A recent report claimed that anyone who considers travel to remote parts of the globe or in a plane as a refuge from mobile phone calls should enjoy it while it lasts, because areas until now out of reach are set to get connected.
The story said that a new generation of mobile networks is being built out of boxes no bigger than a microwave oven that are extending the reach of traditional networks of base stations, satellites and masts to places not worth the attention of big operators.
Georgina Prodham wrote, in her story for Reuters, that at this week's 3GSM wireless trade show in Barcelona, a crop of start-up and more established firms showed off technology that can be packed up and carried off to just about anywhere to connect hundreds of people at a time.
Israel-based Alvarion, better known for its WiMax broadband wireless technology, is one of the companies expanding into this niche but growing market.

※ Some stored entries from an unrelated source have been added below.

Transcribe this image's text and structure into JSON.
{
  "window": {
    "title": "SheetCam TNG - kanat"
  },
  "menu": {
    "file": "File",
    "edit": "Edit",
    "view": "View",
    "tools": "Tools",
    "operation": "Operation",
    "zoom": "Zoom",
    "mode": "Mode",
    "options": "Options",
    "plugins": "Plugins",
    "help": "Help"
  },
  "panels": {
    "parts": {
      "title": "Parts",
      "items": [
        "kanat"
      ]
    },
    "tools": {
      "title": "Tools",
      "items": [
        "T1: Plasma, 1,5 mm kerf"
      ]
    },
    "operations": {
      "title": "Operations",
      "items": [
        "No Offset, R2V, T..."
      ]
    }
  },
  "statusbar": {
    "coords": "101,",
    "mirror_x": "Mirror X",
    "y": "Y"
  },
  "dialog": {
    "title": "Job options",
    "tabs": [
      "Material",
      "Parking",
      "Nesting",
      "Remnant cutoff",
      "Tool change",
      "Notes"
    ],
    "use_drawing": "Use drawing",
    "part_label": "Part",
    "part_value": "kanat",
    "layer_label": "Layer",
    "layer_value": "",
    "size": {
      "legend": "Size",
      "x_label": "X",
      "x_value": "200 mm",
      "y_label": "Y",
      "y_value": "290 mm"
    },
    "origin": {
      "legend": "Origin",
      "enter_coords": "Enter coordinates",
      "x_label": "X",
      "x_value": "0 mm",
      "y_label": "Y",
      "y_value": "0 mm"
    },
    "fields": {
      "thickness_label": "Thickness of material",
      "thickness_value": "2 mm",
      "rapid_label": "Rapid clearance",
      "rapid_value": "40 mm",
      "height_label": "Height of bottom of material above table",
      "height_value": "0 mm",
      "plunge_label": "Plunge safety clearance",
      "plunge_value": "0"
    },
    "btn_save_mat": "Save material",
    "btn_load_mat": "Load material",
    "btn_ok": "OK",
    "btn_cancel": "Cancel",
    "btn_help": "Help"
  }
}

Prodham continued by saying that Alvarion, which estimates the size of the current market at several hundred million dollars, has connected populations in Micronesia, on cruise ships and in disaster zones where normal communications have been knocked out.
It sells what it calls a network in a box -- a complete network containing a mobile switching center, a base station controller and a base transceiver station which it says is the world's tiniest complete GSM network.
"Our smallest box can be lifted up by one person," Gilad Peleg, Alvarion's director of compact cellular networks, told Reuters. He says such a box would typically be used to connect a few hundred callers in a radius of up to 20 kilometres (12 miles).
The network can be just local, for use in military or post-disaster situations, or can be connected through the box to a satellite or wider GSM network.
"We use it in places like Alaska where they have a base station on shore but there are fishing boats offshore that need some communication," says Peleg.
"They use their phones when they're coming in from their catch to actually sell their fish before they hit the shore, adds Alvarion's marketing chief, Carlton O'Neal.
The story claimed that other firms are impatiently eyeing the in-flight market, estimated in the industry to be potentially worth as much as $3 billion annually, despite surveys that show most passengers do not want to make calls in the air.